James Cameron is not a man who believes in boundaries. He”s been pushing the edges of technology as well as his own creative limits (and those of his crew) for years. He recently returned from a journey to the Mariana Trench (a 7-mile-deep canyon and the ocean’s deepest known point). He was in fact the first person in history to make it a solo trip.
Equally impressive is the fact that he helped to design the vessel that made the heretofore impossible journey.
I happen to love Cameron. For me, he is the best possible version of bonkers and gives “no limits” a very good name. Many of us spend our lives imagining the extraordinary. Cameron spends his in relentless pursuit of it. Amidst his other achievements, he is, of course, responsible for the top grossing film of all time: “Avatar.”
“Avatar” advanced the use of both 3D and performance capture technology. The film legitimately altered the way the industry thinks about and conducts its business. Among other things, respected auteur Martin Scorsese was inspired to delve into the world of 3D with last year”s Academy Award-nominated “Hugo” (which for some, at least partially, legitimized the medium), as did filmmakers as varied as Steven Spielberg, Wim Wenders and Francis Ford Coppola.
As in all things, however, there have been some short cut attempts to piggyback on the success of the film, including a lot of less-than-stellar 3D conversions and crass uses of the technology, of which Cameron has been quite publicly dismissive.
In addition to the spectacular technological display that it represents,”Avatar” served as a warning of the dangers that overpopulation and an unsustainable strain on the Earth”s natural resources present. It also functioned as an allegorical chastisement for the practice of colonizing and razing the native materials of an indigenous populace.

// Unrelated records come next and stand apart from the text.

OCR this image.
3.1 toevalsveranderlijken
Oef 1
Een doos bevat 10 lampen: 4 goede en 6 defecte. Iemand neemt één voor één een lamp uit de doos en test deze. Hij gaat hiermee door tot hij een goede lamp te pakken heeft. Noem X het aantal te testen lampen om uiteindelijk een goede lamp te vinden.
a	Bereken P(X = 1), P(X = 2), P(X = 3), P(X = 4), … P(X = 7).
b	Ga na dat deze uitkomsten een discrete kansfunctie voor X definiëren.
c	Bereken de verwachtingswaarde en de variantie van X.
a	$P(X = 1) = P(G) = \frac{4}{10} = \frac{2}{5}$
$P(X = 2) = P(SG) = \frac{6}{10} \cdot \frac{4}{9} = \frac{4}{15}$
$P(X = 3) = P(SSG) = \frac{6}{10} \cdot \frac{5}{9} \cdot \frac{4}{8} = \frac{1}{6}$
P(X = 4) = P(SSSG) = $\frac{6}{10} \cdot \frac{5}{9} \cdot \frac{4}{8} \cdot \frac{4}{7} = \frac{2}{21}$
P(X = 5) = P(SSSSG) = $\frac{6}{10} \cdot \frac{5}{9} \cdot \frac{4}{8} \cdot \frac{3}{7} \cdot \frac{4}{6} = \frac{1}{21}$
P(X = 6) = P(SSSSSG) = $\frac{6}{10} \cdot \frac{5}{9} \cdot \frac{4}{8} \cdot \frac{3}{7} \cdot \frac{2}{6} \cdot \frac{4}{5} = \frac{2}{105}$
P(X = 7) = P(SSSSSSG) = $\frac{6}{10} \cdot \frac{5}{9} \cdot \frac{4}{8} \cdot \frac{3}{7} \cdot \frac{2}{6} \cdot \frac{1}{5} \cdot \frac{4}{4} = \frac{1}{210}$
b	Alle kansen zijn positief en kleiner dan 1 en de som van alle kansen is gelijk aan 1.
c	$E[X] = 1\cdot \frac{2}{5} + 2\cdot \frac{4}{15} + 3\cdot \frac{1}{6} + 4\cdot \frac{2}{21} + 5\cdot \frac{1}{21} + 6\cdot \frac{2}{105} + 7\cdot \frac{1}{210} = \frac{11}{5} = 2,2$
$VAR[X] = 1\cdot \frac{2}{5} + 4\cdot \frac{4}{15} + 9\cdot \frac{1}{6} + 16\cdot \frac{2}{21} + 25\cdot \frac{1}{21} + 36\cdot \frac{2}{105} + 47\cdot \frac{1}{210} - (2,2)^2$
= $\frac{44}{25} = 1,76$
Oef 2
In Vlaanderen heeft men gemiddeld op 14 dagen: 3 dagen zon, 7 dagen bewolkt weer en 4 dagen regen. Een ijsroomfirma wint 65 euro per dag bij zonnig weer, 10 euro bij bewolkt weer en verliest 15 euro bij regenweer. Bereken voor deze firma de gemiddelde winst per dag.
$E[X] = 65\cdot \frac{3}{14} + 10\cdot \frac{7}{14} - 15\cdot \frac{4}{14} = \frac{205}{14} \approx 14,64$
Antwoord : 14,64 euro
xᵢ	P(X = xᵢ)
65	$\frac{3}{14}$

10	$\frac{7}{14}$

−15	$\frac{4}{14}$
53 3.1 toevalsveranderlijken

It is somewhat ironic, given the film”s larger themes, that The Guardian reports that Cameron is now one of the lead backers for a private company that describe itself as a “commercial space pioneer” whose intent is to extract materials of non-Earth resources. Planetary Resources (the company in question) named Cameron and several other prominent entrepreneurs as members of its “investor and adviser group” in a recent press release. Cameron seems like a prime candidate to be a part of this venture, we imagine at least partially in the hopes of being a part of one of the first commercial trips into space.
It is no surprise that a man as interested in exploration, engineering and technology as Cameron would financially support this project. And though privatized space exploration makes a good deal of sense (given NASA”s seemingly stalled advance), there are several elements of this announcement that give me pause.

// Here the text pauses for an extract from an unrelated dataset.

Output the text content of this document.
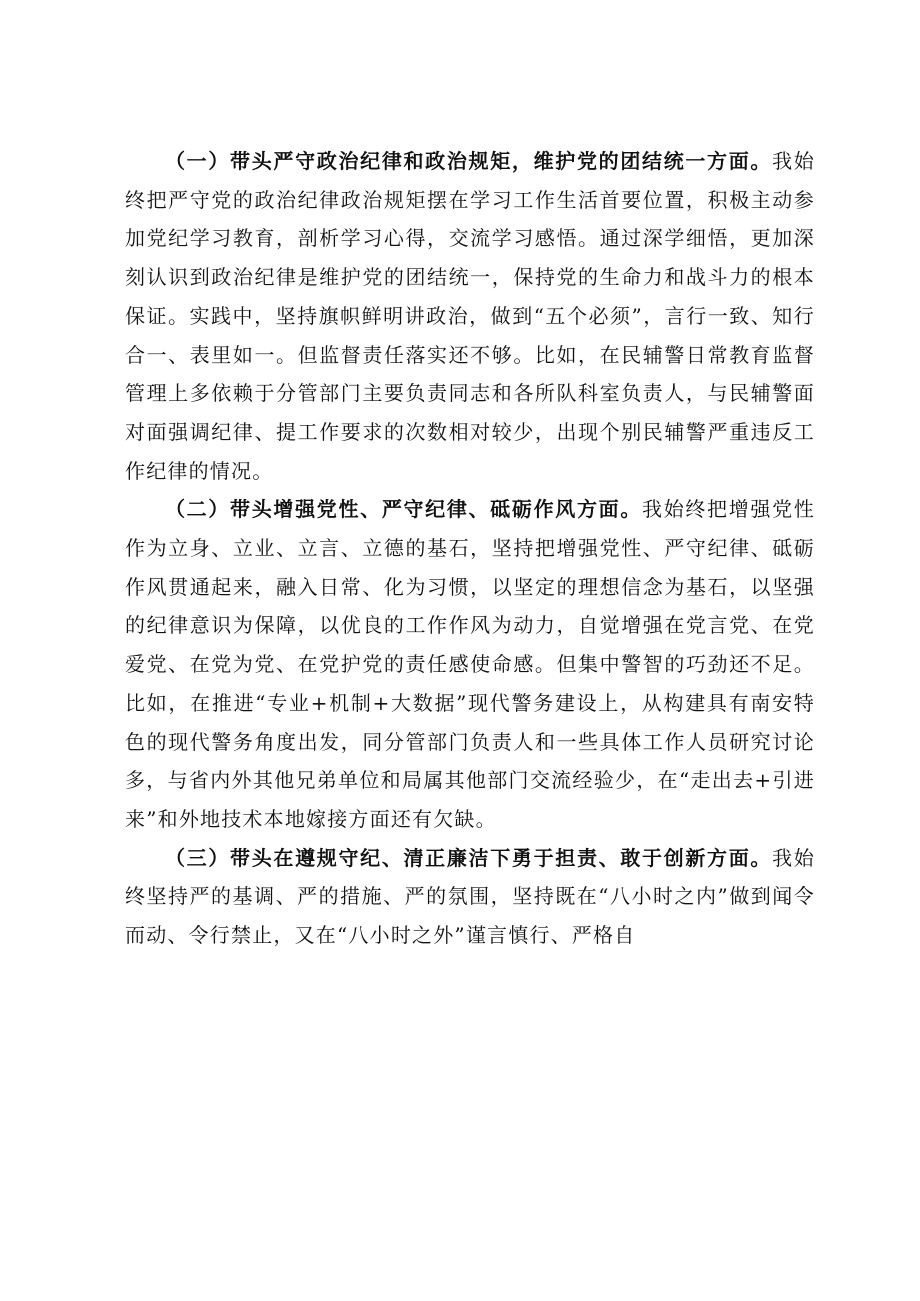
（一）带头严守政治纪律和政治规矩，维护党的团结统一方面。我始终把严守党的政治纪律政治规矩摆在学习工作生活首要位置，积极主动参加党纪学习教育，剖析学习心得，交流学习感悟。通过深学细悟，更加深刻认识到政治纪律是维护党的团结统一，保持党的生命力和战斗力的根本保证。实践中，坚持旗帜鲜明讲政治，做到“五个必须”，言行一致、知行合一、表里如一。但监督责任落实还不够。比如，在民辅警日常教育监督管理上多依赖于分管部门主要负责同志和各所队科室负责人，与民辅警面对面强调纪律、提工作要求的次数相对较少，出现个别民辅警严重违反工作纪律的情况。

（二）带头增强党性、严守纪律、砥砺作风方面。我始终把增强党性作为立身、立业、立言、立德的基石，坚持把增强党性、严守纪律、砥砺作风贯通起来，融入日常、化为习惯，以坚定的理想信念为基石，以坚强的纪律意识为保障，以优良的工作作风为动力，自觉增强在党言党、在党爱党、在党为党、在党护党的责任感使命感。但集中警智的巧劲还不足。比如，在推进“专业+机制+大数据”现代警务建设上，从构建具有南安特色的现代警务角度出发，同分管部门负责人和一些具体工作人员研究讨论多，与省内外其他兄弟单位和局属其他部门交流经验少，在“走出去+引进来”和外地技术本地嫁接方面还有欠缺。

（三）带头在遵规守纪、清正廉洁下勇于担责、敢于创新方面。我始终坚持严的基调、严的措施、严的氛围，坚持既在“八小时之内”做到闻令而动、令行禁止，又在“八小时之外”谨言慎行、严格自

First, the irrational part of my brain feels like this is somewhat tempting fate. Did “Avatar” not warn us against plundering other planets for what we do not have ourselves? This is to say nothing of what “Aliens” presents of privatized space travel. I would no more like to see Cameron aid the corporatization of space than I would enjoy watching him contribute to the construction of artificial life. My response to the latter would in all likelihood be: “STOP BUILDING SKYNET.” That said, the more logical part of my brain also sees a few potential pitfalls in the endeavor.
I fear that, given even the potential of an escape into other worlds, we will fail to truly address the issues we face in terms of sustainability. We already do so little in that regard. Now, in all likelihood there will be no indigenous life on the “Goldilocks” planets this mission will seek. But “Avatar” presents a vision of a world as a complex organism in its own right, one with agency and a right to thrive. So are we to be nothing more than parasites, traveling from host to host until we drain the one we occupy of its vitality and then move onto the next?
Is that a hyperbolic response? Absolutely. As an avid science fiction watcher I may have some level of innate trigger paranoia around particular advances. On a more fundamental level, however, I just cannot help but believe that we have far too dangerous a gap between our ethical advancement and that of our technology. And there is a large part of me that feels we need to focus on the former and slow the latter if we are to truly thrive as a species long term.
Having said that, I would not say no to a trip into outer space.